THEMA: Madagaskar Reisebericht
23 Dez 2020 23:15 #602116
  • Kiboko
  • Kibokos Avatar
  • Beiträge: 1142
  • Dank erhalten: 862
  • Kiboko am 23 Dez 2020 23:15
  • Kibokos Avatar
Madagaskar Tag 3-3: Peyrieras Krokodilfarm

Nach den bunten Fröschen führt der Guide Kiboko zu einer Reihe kleiner Ge­hege. Die ein­gesperrten Be­wohner lassen sich hängen. Mit den Füßen um­klammern sie die Käfig­decke und baumeln mit dem Kopf nach unten im Käfig. Es ist ein trau­riger An­blick. Kiboko macht schnell ein Bild von den Flug­hunden und geht dann schnell weiter.



Bild 119: Der Flughund hängt hier rum

Gecko

Noch viel kleiner sind die Gehege für die Geckos. Sehr auf­fällig sind die Tag­geckos.



Bild 120: Taggecko

Dagegen sind die Blattschwanz­geckos gut getarnt. Wenn sie im trockenen Laub sitzen, entfaltet ihre Tarn­kappe die volle Wir­kung.

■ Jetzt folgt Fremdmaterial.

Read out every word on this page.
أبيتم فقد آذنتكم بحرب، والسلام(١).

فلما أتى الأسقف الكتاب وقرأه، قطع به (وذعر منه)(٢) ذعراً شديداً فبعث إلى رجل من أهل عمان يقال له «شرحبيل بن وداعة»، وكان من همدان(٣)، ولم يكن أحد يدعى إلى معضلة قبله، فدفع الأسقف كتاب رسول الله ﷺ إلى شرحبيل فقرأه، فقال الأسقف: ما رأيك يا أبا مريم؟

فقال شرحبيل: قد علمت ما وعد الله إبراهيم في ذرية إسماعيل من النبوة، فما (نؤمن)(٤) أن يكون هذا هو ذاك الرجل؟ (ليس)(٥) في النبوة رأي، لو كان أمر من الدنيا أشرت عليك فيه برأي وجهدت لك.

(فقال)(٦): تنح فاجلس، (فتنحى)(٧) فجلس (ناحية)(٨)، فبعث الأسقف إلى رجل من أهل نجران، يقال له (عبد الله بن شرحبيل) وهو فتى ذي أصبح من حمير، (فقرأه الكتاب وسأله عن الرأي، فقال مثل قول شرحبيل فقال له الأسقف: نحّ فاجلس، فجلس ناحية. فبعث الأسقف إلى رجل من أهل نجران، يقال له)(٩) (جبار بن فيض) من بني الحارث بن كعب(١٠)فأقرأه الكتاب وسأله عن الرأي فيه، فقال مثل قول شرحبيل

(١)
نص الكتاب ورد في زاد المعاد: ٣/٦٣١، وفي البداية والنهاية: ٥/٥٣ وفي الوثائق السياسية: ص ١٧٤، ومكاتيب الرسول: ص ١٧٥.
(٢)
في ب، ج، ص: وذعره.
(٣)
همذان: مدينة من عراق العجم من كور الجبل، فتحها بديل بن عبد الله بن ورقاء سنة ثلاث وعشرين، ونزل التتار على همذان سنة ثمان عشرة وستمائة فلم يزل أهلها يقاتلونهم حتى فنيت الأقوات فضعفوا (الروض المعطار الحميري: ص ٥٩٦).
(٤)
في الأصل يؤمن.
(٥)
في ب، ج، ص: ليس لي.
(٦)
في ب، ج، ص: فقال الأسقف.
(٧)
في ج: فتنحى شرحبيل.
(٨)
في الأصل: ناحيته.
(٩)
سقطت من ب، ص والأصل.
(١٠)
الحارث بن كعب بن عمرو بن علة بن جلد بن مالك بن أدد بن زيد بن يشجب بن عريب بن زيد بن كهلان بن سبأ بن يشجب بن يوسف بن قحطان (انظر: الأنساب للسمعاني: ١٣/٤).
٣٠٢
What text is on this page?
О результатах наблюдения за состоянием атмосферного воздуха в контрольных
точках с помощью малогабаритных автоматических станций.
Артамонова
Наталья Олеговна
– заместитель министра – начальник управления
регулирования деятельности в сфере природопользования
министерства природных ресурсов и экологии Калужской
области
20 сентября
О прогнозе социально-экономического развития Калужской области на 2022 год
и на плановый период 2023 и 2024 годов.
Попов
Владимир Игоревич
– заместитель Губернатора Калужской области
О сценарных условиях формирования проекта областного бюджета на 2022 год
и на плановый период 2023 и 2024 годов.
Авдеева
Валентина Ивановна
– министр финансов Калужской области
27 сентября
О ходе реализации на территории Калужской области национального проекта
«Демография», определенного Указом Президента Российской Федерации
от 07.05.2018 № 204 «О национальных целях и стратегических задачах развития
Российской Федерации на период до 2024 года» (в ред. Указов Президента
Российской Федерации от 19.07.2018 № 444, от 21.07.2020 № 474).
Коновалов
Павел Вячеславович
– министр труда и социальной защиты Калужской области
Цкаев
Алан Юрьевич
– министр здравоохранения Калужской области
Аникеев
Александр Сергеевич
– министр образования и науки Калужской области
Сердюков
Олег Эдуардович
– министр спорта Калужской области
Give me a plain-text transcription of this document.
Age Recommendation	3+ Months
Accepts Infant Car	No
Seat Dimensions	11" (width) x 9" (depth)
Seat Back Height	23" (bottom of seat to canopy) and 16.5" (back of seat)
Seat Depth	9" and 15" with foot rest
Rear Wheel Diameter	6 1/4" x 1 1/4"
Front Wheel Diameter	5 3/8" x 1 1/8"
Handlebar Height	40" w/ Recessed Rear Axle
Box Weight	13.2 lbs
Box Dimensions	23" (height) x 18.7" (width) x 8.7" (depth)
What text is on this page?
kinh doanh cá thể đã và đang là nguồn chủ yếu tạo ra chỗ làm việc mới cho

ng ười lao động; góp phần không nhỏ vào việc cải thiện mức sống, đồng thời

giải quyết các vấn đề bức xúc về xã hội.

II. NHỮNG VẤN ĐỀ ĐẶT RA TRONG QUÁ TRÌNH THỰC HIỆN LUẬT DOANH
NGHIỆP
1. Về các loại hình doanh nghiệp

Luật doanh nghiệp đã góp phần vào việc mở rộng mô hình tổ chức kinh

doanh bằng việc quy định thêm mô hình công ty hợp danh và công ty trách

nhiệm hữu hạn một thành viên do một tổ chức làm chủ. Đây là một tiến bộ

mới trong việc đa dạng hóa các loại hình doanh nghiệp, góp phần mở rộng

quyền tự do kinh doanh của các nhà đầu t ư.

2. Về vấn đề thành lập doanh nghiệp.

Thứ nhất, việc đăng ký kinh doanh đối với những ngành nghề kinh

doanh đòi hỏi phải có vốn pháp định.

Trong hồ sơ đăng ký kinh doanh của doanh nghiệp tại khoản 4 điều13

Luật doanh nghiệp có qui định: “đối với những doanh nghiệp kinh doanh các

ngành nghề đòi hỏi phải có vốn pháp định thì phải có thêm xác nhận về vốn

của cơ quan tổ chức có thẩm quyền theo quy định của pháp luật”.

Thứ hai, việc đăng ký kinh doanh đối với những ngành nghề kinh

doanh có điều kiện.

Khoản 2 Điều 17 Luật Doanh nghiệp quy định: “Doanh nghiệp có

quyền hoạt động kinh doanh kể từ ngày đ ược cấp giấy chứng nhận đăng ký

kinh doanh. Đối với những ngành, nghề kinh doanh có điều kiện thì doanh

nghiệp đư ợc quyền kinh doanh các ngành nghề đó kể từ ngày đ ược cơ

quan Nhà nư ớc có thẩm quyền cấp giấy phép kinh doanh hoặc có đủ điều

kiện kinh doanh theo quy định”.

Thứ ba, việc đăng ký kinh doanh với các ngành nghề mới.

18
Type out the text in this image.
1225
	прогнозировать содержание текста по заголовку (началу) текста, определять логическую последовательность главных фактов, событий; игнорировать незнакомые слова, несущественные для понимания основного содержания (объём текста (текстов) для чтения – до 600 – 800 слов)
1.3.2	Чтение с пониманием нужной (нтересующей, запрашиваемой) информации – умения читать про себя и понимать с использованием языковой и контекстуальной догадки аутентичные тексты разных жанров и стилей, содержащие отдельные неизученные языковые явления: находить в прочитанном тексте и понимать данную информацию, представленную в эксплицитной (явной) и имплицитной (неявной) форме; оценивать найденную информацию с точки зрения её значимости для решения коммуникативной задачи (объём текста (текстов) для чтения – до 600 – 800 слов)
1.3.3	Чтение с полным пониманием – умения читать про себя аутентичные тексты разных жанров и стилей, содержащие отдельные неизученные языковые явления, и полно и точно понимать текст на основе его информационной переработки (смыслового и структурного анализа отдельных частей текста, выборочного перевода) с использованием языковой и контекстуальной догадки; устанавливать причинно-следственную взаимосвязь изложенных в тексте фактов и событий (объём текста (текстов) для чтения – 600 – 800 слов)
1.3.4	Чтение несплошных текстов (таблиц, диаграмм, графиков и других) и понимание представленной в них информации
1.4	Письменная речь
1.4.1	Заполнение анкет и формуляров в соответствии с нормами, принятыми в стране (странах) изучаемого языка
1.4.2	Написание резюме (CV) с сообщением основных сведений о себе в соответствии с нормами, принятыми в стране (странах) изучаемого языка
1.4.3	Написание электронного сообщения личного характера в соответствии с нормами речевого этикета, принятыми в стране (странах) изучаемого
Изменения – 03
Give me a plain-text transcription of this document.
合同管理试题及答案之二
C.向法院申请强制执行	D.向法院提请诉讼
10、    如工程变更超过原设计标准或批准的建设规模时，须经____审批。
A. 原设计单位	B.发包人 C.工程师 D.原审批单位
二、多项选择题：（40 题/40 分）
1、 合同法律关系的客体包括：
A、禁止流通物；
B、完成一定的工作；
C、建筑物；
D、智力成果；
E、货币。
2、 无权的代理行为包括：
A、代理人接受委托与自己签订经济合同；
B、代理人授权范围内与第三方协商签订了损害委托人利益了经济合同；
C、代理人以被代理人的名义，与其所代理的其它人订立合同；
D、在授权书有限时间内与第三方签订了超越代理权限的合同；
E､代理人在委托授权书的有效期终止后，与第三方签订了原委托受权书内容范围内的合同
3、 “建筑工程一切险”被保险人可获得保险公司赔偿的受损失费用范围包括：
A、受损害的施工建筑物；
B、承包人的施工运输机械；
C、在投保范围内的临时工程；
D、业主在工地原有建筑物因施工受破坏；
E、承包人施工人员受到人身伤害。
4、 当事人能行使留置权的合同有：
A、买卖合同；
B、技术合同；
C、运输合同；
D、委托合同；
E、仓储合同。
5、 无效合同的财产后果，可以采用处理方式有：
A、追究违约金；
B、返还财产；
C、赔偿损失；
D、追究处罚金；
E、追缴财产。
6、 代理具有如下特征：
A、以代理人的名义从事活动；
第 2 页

Bild 121: Perfekte Tarnung durch die Imitation abgestorbener Blätter

Dann ist der Rund­gang durch die Krokodil­farm be­endet. Kiboko bittet den Guide noch einmal in die Voliere mit den Cha­mäleons zu gehen.

Chamäleons

So kann Kiboko nochmal zwischen den Blätter­gewirr ein paar Cha­mäleons foto­grafieren.



Bild 122: Chamäleon on Tour



Bild 123: Ein weiteres Chamäleon auf Wanderschaft


Ein kleines grünes Chamäleon läuft über einen sehr dünnen Zweig.


Bild 124: Kleines Chamäleon auf dünnem Zweig


Der Guide hat aus einem anderen Käfig zwei Gras­hüpfer mitg­enommen. Die sind Cha­mäleon­futter. Ein Gras­hüpfer wird auf einem Blatt in Reich­weite eines Cha­mäleons ge­setzt. Das Chamäleon erkennt den Lecker­bissen so­fort. Der Gras­hüpfer wird foku­siert. Dann schnellt die Zunge her­aus.



Bild 125: Das Chamäleon hat den Grashüpfer im Fokus

Kiboko versucht einen Kompromiss aus Blende, Be­lichtungs­zeit und Iso zu finden. Es hat nicht ge­reicht. Die Schärfen­tiefe ist noch zu gering und die Be­lichtungs­zeit schon zu lang. Die Kamera ist auch zu lang­sam. Die Cha­mäleon­zunge schnellt hervor. Die Zunge trifft den Gras­hüpfer. Der Gras­hüpfer klebt an der Zunge fest. Aber auch das Blatt auf dem der Gras­hüpfer sitzt klebt an der Zunge. Die Zunge wird sofort wieder ein­gefahren. Der Gras­hüpfer hat keine Chance und wird mit­gerissen. Das an­geklebte Blatt folgt eben­falls und ver­deckt das Chamäleon. Als das Blatt die Sicht wieder frei­gibt, kaut das Chamäleon genüss­lich auf dem Gras­hüpfer.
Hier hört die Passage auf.